Canadian politician (born 1968)

Guy Leclair (born May 9, 1968) is a Canadian politician. Leclair was elected on December 8, 2008, to represent the riding of Beauharnois in the National Assembly of Quebec in the 2008 provincial election. He is a member of the Parti Québécois.

Born in Salaberry-de-Valleyfield, Quebec, Leclair worked in the Canadian Armed Forces as a marine mechanic in Halifax, Nova Scotia from 1986 to 1989. He obtained a college degree at the Institute Teccart in 1998 and worked as an instrumental and control technician from 1989 to 2008. He has also been owner of two businesses, including one writing promotional articles for musical groups.

Leclair was involved in sports being previously a soccer referee from 1984 to 1986, and from 1997 to 2004 a certified hockey coach for minor hockey in Valleyfield. In 2008, Leclair was elected as a municipal councillor in Salaberry-de-Valleyfield.

Leclair was first elected to represent Beauharnois in the 2008 Quebec general election, succeeding Serge Deslières as MNA.

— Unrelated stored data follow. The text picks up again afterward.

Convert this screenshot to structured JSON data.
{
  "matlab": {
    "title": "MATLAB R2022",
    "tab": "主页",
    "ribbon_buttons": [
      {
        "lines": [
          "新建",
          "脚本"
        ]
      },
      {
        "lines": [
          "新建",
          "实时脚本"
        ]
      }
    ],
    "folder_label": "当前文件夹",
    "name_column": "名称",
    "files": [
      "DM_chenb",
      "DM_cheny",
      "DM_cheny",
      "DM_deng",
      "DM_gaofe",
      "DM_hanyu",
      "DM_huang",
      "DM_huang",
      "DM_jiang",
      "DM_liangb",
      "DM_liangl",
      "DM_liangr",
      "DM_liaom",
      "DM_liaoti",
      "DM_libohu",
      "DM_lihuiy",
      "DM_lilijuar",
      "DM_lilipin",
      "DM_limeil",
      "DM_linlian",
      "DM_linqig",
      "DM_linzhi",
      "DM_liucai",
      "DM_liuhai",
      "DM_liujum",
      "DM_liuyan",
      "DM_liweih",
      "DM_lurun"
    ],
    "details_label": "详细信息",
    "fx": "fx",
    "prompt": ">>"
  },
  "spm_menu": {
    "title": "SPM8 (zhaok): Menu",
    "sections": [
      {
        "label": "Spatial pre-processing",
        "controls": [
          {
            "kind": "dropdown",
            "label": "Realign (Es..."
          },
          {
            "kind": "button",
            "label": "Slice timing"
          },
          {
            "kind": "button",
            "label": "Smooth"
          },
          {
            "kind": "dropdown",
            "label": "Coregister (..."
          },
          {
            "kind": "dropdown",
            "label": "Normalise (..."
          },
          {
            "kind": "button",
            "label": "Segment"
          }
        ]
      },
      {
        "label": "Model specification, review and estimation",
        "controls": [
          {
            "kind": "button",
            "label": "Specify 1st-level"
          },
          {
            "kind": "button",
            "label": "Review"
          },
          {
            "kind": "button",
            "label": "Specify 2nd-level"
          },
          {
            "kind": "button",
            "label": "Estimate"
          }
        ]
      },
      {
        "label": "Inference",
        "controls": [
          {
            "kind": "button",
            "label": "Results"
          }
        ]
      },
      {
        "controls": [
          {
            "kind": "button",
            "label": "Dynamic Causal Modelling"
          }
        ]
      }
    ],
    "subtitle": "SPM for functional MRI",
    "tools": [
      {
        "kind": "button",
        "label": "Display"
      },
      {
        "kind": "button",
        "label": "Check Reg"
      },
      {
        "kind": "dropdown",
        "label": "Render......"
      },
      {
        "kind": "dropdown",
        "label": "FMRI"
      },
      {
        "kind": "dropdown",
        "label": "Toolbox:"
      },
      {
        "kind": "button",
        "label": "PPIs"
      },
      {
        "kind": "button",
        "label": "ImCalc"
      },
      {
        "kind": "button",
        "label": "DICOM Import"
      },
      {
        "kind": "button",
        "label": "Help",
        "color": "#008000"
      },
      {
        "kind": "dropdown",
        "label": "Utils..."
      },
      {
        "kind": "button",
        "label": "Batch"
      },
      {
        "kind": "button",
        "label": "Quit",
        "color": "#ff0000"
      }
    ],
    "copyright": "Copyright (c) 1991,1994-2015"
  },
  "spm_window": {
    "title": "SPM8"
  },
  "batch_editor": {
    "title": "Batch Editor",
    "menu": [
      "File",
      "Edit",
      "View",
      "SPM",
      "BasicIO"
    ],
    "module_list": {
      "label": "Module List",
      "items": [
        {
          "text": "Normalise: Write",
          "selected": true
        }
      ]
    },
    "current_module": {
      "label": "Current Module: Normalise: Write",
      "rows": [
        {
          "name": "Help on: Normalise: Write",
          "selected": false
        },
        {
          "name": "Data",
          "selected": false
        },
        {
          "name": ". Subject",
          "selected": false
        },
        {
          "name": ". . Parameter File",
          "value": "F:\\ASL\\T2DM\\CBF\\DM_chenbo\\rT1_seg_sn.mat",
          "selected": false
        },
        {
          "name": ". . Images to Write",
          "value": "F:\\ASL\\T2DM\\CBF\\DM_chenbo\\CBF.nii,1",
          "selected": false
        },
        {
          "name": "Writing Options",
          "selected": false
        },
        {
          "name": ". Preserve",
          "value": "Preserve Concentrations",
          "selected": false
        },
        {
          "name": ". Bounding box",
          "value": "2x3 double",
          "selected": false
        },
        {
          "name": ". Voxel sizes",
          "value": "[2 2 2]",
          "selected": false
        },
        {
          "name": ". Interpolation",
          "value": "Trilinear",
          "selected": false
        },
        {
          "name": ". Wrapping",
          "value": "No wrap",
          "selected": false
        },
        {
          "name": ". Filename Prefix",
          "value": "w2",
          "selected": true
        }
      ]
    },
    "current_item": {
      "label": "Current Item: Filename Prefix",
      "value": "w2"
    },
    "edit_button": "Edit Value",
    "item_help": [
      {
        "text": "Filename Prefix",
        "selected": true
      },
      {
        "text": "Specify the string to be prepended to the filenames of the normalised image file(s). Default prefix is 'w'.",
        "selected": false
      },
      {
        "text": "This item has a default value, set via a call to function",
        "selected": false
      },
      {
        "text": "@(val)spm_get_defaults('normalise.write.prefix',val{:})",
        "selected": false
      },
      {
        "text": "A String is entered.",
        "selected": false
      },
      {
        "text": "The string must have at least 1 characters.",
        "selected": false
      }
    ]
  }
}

Since the election, he has served on the "Committee on Planning and the Public Domain" and the "Committee on Labour and the Economy". In August 2010, he was named the official opposition critic for labour.

Leclair was convicted for drunk driving in 2011, and was punished with a $2000 fine and a one-year license suspension.

In 2015, Leclair was appointed the official opposition critic for labour and pension plans.

In July 2018, Leclair was arrested for drunk driving and charged for driving under the influence. Leclair said that the police report was wrong, that he was innocent and that he had not refused a breathalyzer test. PQ leader Jean-François Lisée said that Leclair would remain as a candidate for the 2018 Quebec general election.

Leclair subsequently withdrew his candidacy on September 5, 2018.